‘Kids must be taught the value of failure’
A teacher is in the business of creating other professions... I started my career as a teacher, and the joy to see my students doing well is indescribable. Even as a principal, I still teach Biology and Math at my school.Updated: Aug 13, 2019 12:13 IST
What is the biggest professional challenge that you face in your role as a principal?
Regulating the influx of too much information is a big concern. The world has changed so drastically in the past decade, and everything that you can think of is available at the touch of a button. Knowledge is no longer captive in books and their ilk. The present generation functions on an entirely new operating system and the ones who are teaching them are like outdated software. Students today are more aware than we ever were, and they question freely. It is a challenge to retain their interest; ergo, we must continuously keep upgrading our skill set.
Once a teacher, always a teacher. Do you agree?
Absolutely! A teacher is in the business of creating other professions. Imagine teaching a class that could have a prospective chef, pilot, teacher, doctor, actor, author, engineer, blogger, and president. I started my career as a teacher, and the joy to see my students doing well is indescribable. Even as a principal, I still teach Biology and Math at my school. In my heart, I will always be a teacher first.

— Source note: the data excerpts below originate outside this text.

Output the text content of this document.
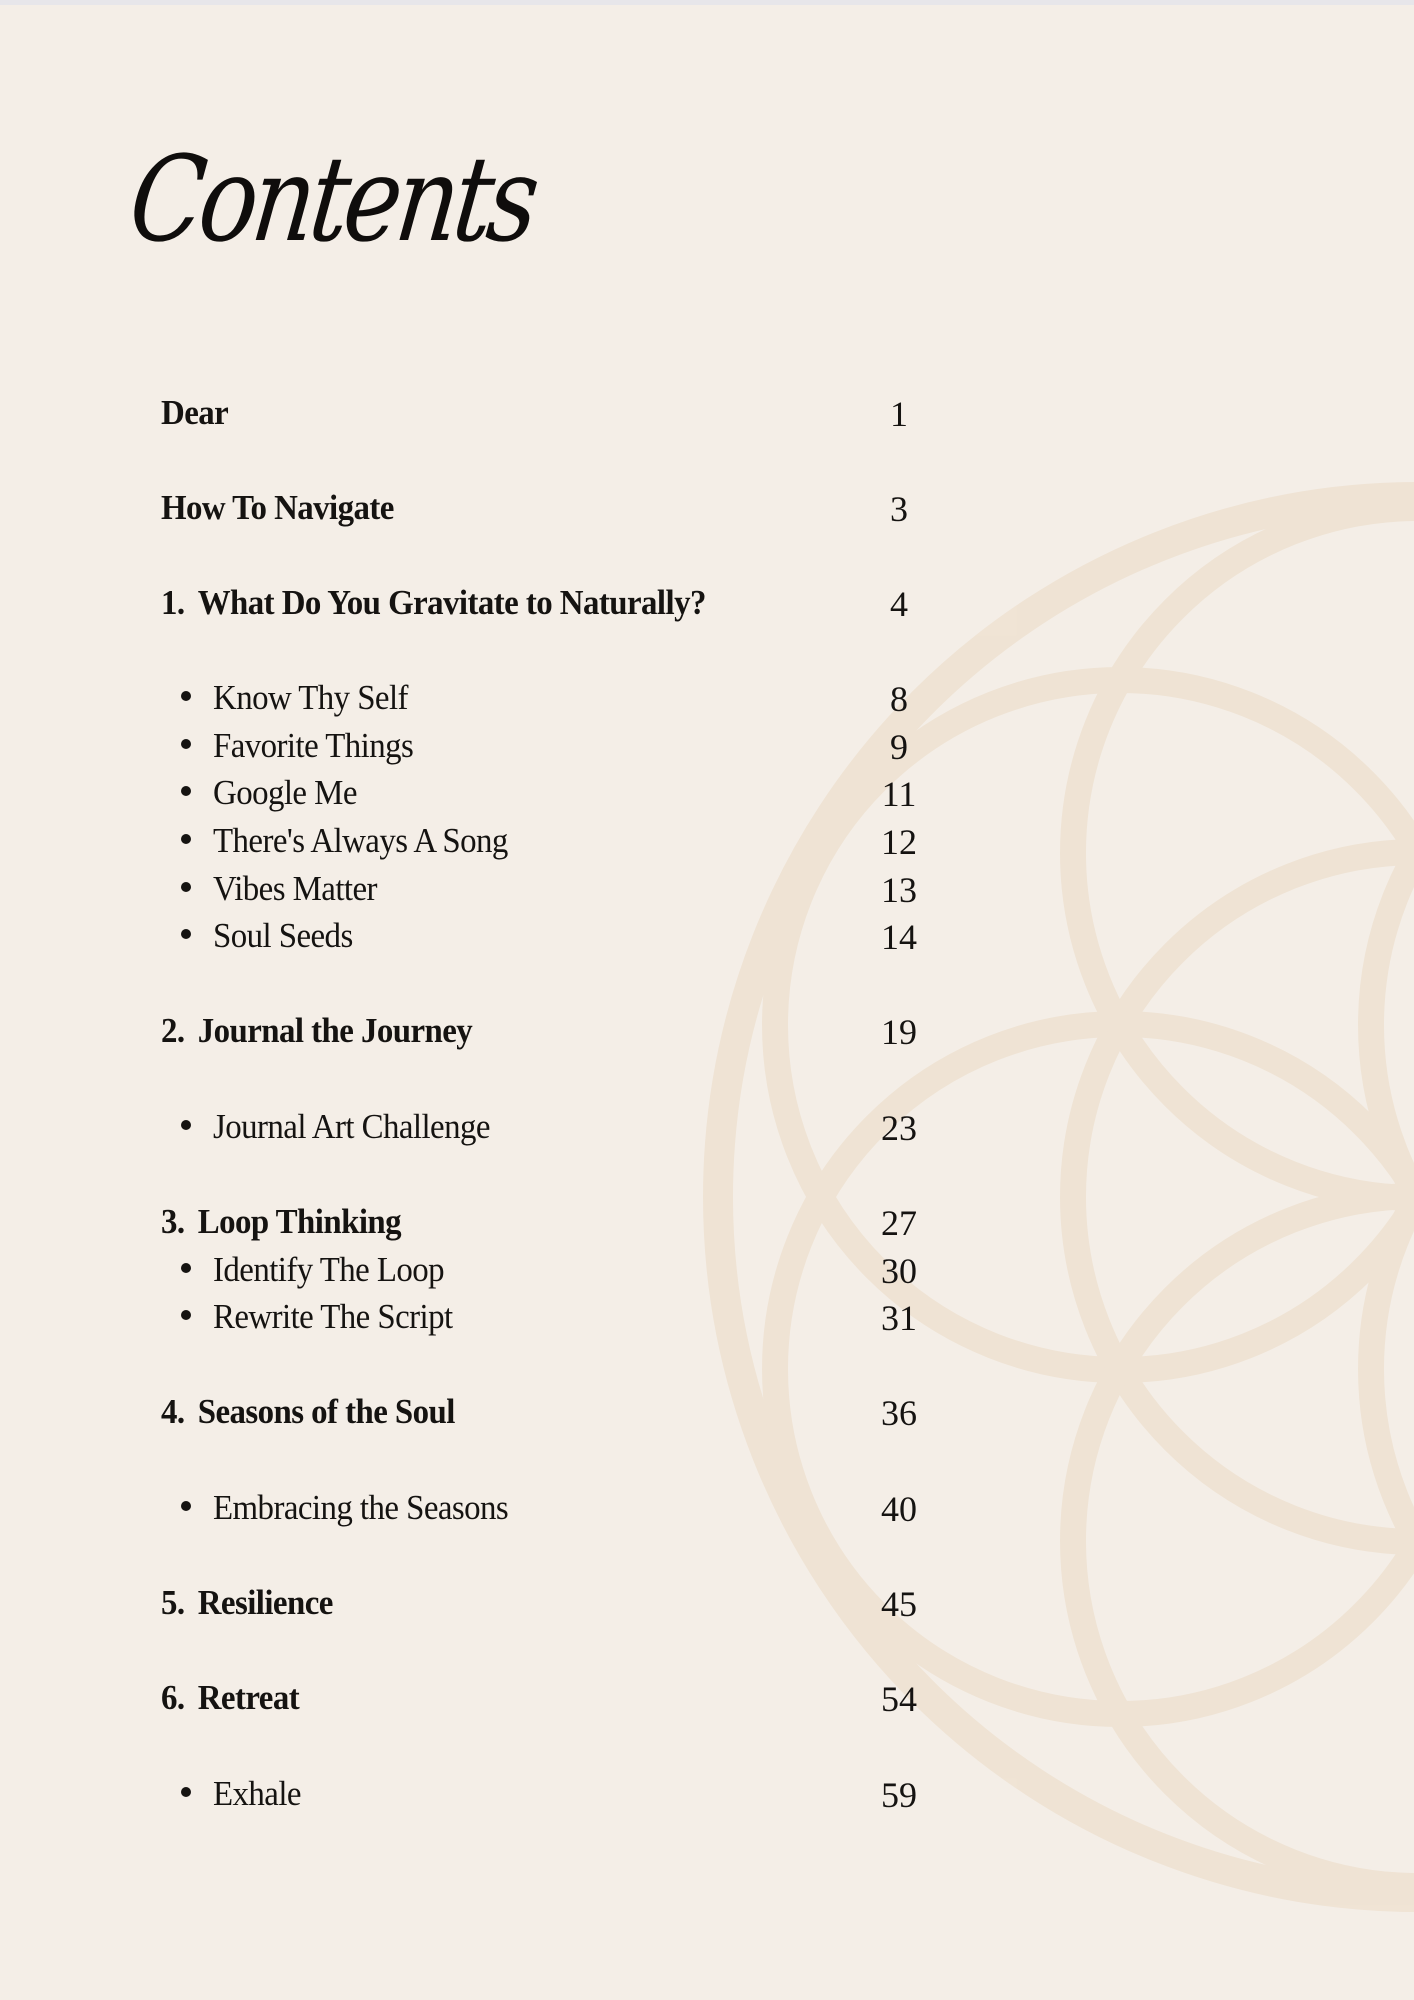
Contents
Dear	1
How To Navigate	3
1. What Do You Gravitate to Naturally?	4
Know Thy Self	8
Favorite Things	9
Google Me	11
There's Always A Song	12
Vibes Matter	13
Soul Seeds	14
2. Journal the Journey	19
Journal Art Challenge	23
3. Loop Thinking	27
Identify The Loop	30
Rewrite The Script	31
4. Seasons of the Soul	36
Embracing the Seasons	40
5. Resilience	45
6. Retreat	54
Exhale	59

Success has become an obsession with people of all ages nowadays. Your comments? There is nothing wrong with aspiring to be successful, but what I find worrisome is underplaying failure. There is no success story in the world that wasn’t built on the foundation of rejection, loss, and disappointment. Failure teaches you to look for new alternatives and prods you to think out of the box in adversity. How are we going to teach our children to take the path less trodden if we don’t prepare them for the challenges on the way? Experiences, both good and bad, will be the stories they tell their offspring.

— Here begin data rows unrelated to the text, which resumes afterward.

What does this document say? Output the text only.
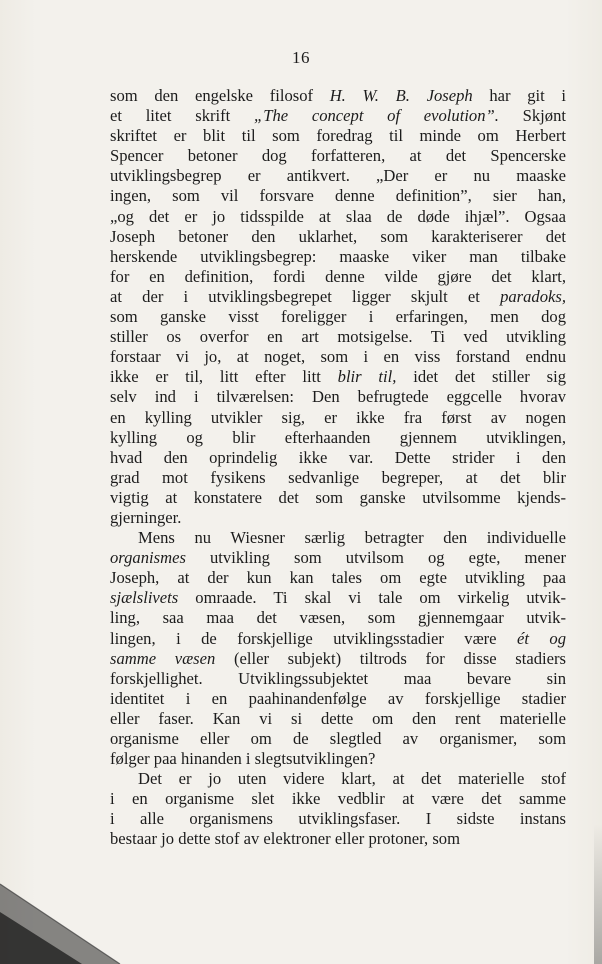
16
som den engelske filosof H. W. B. Joseph har git i
et litet skrift „The concept of evolution”. Skjønt
skriftet er blit til som foredrag til minde om Herbert
Spencer betoner dog forfatteren, at det Spencerske
utviklingsbegrep er antikvert. „Der er nu maaske
ingen, som vil forsvare denne definition”, sier han,
„og det er jo tidsspilde at slaa de døde ihjæl”. Ogsaa
Joseph betoner den uklarhet, som karakteriserer det
herskende utviklingsbegrep: maaske viker man tilbake
for en definition, fordi denne vilde gjøre det klart,
at der i utviklingsbegrepet ligger skjult et paradoks,
som ganske visst foreligger i erfaringen, men dog
stiller os overfor en art motsigelse. Ti ved utvikling
forstaar vi jo, at noget, som i en viss forstand endnu
ikke er til, litt efter litt blir til, idet det stiller sig
selv ind i tilværelsen: Den befrugtede eggcelle hvorav
en kylling utvikler sig, er ikke fra først av nogen
kylling og blir efterhaanden gjennem utviklingen,
hvad den oprindelig ikke var. Dette strider i den
grad mot fysikens sedvanlige begreper, at det blir
vigtig at konstatere det som ganske utvilsomme kjends-
gjerninger.
Mens nu Wiesner særlig betragter den individuelle
organismes utvikling som utvilsom og egte, mener
Joseph, at der kun kan tales om egte utvikling paa
sjælslivets omraade. Ti skal vi tale om virkelig utvik-
ling, saa maa det væsen, som gjennemgaar utvik-
lingen, i de forskjellige utviklingsstadier være ét og
samme væsen (eller subjekt) tiltrods for disse stadiers
forskjellighet. Utviklingssubjektet maa bevare sin
identitet i en paahinandenfølge av forskjellige stadier
eller faser. Kan vi si dette om den rent materielle
organisme eller om de slegtled av organismer, som
følger paa hinanden i slegtsutviklingen?
Det er jo uten videre klart, at det materielle stof
i en organisme slet ikke vedblir at være det samme
i alle organismens utviklingsfaser. I sidste instans
bestaar jo dette stof av elektroner eller protoner, som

So, we must push them to get up and keep pursuing their goal, especially when they fall.
What emphasis do you put on teacher training?
A teacher is one who never stops learning. It is imperative that as educators, we are ahead of the game. The best way is to improve our skills and upgrade our subject proficiency. Keeping that at the forefront, at BHIS Andheri, we provide regular training and workshops for teachers for professional upkeep. Our exercises cover a broad spectrum of topics and offer equal opportunities for the entire faculty.
What in your view is Gen Next’s biggest strength? Which are the key areas of improvement?
Gen Next is way more sorted than us. They don’t sweat the small stuff, are more accepting and are eager to explore new avenues. And with the advent of social media, they are willing to put themselves out there without the fear of being judged. What they need to work on is keeping their focus and being patient, for things to fall into place.
How can the elderly contribute to a student’s growth?
They can start by letting the reins a little loose. You can’t teach someone to drive by keeping your feet on the pedal and your hands on the steering wheel. We need to trust them enough to let them make their own mistakes and learn. In short, remember your childhood and help children navigate theirs, gently.
What according to you, is the role of media in education?
I remember, as a child, we were told to read English newspapers daily to improve our vocabulary. The news on TV would give us an insight into the world around us. Today, you can read a blog, listen to a podcast or watch a video about any topic that interests you. In that sense, the atlas has shrugged, but it also has become a playground for incorrect information, at times.